CMStatistics 2023: Start Registration
View Submission - CMStatistics
B1100
Title: Batch effect correction in microRNA-seq data for survival risk prediction Authors:  Andy Ni - Ohio State University (United States) [presenting]
Li-Xuan Qin - Memorial Sloan Kettering Cancer Center (United States)
Abstract: Survival risk prediction is an important task in clinical research. RNA sequencing (RNA-seq) has been a useful tool for survival prediction based on patients' gene expression profiles.
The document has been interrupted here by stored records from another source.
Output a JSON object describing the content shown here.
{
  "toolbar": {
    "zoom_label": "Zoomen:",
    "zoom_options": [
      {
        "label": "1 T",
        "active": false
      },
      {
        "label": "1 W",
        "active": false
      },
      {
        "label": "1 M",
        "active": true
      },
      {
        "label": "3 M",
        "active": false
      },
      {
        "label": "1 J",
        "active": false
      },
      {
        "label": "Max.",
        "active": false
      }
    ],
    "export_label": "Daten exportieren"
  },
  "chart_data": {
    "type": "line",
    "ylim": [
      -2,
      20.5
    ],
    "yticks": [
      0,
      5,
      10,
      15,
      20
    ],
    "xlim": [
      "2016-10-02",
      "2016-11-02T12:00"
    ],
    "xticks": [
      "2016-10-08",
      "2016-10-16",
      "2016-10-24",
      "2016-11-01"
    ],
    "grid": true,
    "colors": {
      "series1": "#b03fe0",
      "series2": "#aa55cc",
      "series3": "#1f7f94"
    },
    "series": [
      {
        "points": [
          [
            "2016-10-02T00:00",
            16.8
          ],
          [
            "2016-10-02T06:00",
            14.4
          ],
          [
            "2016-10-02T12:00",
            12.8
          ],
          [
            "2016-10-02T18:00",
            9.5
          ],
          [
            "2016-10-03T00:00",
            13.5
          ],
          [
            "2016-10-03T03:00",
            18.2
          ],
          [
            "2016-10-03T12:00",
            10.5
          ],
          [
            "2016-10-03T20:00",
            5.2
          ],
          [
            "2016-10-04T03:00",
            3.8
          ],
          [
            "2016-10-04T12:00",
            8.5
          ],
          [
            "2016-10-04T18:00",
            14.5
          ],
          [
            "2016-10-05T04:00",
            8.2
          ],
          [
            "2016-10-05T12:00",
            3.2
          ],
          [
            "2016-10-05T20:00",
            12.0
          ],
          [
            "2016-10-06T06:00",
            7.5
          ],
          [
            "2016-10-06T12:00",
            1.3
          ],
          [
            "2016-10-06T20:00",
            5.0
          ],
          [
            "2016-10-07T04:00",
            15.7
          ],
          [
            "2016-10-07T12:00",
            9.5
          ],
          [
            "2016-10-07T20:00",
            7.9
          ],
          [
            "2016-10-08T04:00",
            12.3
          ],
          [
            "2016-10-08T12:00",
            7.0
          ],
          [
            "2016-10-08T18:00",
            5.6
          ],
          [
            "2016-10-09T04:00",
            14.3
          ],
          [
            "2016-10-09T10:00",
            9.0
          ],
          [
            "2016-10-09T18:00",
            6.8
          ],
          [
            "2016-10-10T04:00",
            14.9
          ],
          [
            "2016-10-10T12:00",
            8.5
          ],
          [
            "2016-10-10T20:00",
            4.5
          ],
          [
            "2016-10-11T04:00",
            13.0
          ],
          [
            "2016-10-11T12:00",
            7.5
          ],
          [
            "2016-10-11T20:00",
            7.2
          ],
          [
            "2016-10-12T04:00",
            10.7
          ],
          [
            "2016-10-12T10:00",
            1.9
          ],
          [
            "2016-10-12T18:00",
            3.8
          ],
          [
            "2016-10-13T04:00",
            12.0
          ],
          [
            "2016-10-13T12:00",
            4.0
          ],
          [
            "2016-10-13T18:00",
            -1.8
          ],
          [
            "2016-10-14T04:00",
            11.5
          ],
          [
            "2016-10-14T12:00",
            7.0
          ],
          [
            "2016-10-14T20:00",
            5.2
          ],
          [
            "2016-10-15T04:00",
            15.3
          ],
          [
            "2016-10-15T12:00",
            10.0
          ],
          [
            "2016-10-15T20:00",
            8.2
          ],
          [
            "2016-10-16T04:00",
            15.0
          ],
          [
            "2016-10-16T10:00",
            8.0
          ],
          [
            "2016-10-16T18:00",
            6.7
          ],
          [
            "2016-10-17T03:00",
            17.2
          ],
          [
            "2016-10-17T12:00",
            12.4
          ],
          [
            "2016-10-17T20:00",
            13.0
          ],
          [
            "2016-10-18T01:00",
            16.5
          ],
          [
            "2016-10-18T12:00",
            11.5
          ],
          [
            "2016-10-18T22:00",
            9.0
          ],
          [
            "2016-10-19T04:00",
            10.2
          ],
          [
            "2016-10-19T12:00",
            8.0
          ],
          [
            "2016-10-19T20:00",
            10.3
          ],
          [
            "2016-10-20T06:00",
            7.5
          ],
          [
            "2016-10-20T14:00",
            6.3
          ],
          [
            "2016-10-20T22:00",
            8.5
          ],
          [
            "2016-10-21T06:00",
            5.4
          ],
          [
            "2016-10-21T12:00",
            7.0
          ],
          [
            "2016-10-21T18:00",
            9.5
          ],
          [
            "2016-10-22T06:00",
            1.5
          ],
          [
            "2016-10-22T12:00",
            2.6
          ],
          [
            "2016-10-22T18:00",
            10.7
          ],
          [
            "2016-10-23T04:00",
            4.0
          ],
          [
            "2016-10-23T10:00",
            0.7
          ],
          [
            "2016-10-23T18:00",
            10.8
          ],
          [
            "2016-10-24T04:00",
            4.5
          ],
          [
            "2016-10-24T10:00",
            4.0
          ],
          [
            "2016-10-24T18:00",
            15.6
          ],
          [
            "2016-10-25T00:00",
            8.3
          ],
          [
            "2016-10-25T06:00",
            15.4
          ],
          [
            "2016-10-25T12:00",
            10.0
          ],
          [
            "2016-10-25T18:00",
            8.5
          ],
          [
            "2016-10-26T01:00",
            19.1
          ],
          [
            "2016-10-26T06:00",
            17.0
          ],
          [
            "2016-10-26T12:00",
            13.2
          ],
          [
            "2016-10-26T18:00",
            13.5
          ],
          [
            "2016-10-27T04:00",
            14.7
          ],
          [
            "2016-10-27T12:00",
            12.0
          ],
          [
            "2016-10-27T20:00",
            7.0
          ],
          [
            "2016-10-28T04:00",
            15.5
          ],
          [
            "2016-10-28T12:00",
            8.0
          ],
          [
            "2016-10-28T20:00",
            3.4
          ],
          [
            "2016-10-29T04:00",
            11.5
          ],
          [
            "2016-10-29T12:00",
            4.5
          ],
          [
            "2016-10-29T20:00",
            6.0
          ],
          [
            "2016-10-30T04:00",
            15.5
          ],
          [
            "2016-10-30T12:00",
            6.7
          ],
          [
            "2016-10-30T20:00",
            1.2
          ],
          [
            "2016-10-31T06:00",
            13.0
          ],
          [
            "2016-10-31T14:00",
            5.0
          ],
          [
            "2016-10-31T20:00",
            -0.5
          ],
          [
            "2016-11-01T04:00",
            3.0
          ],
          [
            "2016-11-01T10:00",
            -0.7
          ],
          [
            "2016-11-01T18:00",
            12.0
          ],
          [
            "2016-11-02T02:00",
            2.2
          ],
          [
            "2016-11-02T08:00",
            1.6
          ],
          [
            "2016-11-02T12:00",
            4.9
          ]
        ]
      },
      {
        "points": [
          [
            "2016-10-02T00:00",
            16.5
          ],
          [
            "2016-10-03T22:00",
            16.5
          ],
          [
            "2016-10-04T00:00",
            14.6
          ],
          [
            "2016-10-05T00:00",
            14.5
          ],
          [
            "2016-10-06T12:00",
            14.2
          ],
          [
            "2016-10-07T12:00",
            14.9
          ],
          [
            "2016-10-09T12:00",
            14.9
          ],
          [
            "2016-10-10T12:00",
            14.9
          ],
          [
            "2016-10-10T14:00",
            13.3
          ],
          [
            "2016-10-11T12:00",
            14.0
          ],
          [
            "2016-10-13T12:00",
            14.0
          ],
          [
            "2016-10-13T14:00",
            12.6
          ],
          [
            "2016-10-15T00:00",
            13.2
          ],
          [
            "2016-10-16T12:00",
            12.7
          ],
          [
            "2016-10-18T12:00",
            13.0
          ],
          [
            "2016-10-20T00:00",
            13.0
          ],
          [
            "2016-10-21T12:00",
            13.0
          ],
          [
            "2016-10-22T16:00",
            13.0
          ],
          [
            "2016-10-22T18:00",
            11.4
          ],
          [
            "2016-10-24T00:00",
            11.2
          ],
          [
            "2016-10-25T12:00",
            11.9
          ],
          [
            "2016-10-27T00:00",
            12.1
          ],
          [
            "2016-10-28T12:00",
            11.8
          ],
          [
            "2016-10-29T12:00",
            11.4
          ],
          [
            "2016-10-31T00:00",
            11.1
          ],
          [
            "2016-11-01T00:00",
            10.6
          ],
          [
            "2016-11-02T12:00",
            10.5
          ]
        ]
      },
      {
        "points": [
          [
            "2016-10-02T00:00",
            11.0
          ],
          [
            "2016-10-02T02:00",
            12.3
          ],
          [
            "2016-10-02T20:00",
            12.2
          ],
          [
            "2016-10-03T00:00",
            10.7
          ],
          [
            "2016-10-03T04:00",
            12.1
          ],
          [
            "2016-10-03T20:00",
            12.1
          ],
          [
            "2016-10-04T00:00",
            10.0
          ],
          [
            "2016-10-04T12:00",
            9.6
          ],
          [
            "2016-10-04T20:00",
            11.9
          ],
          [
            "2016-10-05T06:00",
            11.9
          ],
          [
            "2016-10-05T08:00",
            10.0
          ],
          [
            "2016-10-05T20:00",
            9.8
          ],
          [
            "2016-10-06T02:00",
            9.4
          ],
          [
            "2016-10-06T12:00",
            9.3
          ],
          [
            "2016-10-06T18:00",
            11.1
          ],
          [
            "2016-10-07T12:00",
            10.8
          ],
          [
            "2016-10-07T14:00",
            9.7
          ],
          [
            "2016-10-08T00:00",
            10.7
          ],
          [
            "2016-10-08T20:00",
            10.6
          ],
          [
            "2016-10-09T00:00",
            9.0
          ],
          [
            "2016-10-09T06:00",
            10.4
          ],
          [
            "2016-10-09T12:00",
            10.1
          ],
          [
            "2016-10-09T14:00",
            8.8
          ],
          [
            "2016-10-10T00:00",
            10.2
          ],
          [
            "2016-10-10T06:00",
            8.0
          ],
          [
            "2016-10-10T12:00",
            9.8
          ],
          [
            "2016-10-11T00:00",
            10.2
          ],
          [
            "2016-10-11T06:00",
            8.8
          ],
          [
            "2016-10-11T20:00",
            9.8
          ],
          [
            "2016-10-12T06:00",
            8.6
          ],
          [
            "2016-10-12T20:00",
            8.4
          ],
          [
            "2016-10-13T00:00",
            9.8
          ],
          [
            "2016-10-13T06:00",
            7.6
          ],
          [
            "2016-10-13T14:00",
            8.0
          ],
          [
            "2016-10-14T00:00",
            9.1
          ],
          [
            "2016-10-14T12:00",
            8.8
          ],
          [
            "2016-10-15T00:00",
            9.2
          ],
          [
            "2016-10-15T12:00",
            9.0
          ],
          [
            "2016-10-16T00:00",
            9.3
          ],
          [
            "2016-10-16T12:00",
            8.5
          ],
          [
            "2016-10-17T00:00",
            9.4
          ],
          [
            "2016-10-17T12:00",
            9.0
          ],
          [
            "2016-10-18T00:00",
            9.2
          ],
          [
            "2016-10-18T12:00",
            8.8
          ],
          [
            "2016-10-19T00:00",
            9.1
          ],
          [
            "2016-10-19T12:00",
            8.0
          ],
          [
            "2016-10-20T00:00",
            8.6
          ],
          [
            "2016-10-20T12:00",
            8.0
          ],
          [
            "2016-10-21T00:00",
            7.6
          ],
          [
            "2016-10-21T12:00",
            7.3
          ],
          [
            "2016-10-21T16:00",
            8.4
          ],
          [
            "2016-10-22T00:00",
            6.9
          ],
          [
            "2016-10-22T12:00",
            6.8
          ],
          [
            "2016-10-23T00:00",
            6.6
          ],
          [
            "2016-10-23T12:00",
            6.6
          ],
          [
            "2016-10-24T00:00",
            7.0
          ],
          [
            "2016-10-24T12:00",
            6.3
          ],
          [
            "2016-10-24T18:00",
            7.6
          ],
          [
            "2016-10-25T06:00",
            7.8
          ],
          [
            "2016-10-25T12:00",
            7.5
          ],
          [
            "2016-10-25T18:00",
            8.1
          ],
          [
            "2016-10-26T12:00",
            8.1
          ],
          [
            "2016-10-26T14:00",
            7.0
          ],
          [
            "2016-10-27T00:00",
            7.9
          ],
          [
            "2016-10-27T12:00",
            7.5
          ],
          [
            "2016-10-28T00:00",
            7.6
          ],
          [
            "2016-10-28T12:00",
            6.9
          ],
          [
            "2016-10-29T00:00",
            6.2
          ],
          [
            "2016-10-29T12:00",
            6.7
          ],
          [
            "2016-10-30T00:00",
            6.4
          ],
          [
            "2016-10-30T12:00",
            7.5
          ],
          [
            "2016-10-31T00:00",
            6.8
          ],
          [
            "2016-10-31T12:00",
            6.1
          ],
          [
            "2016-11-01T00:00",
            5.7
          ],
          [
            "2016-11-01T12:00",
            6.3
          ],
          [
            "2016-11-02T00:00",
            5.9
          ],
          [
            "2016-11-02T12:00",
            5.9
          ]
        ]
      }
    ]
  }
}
Unfortunately, RNA-seq data is often contaminated with batch effects arising from non-uniform experimental handling. Recently, BatMan (BATch MitigAtion via stratificatioN) was developed for batch effect correction for survival prediction using microarray data. BatMan is extended to RNA-seq data and its performance is evaluated by real-world data-based simulations. The real-world data are two microRNA sequencing datasets from 27 myxofibrosarcoma patients from Memorial Sloan Kettering Cancer Center, one with batch effects and the other without. To overcome the small sample sizes in the original datasets, generative deep learning is employed to augment the datasets while preserving their data features. Using the augmented datasets, the performance of BatMan is assessed in comparison with ComBat-seq, a popular batch correction method, each used either alone or in conjunction with data normalization, in a re-sampling-based simulation study. It is shown that (1) BatMan performs better than or as well as ComBat-seq, (2) their performance is worsened by the addition of data normalization, and (3) batch-outcome association negatively impacts survival prediction. BatMan is further evaluated using microRNA-seq data for carcinoma cancer from the Cancer Genome Atlas, and similar findings are obtained.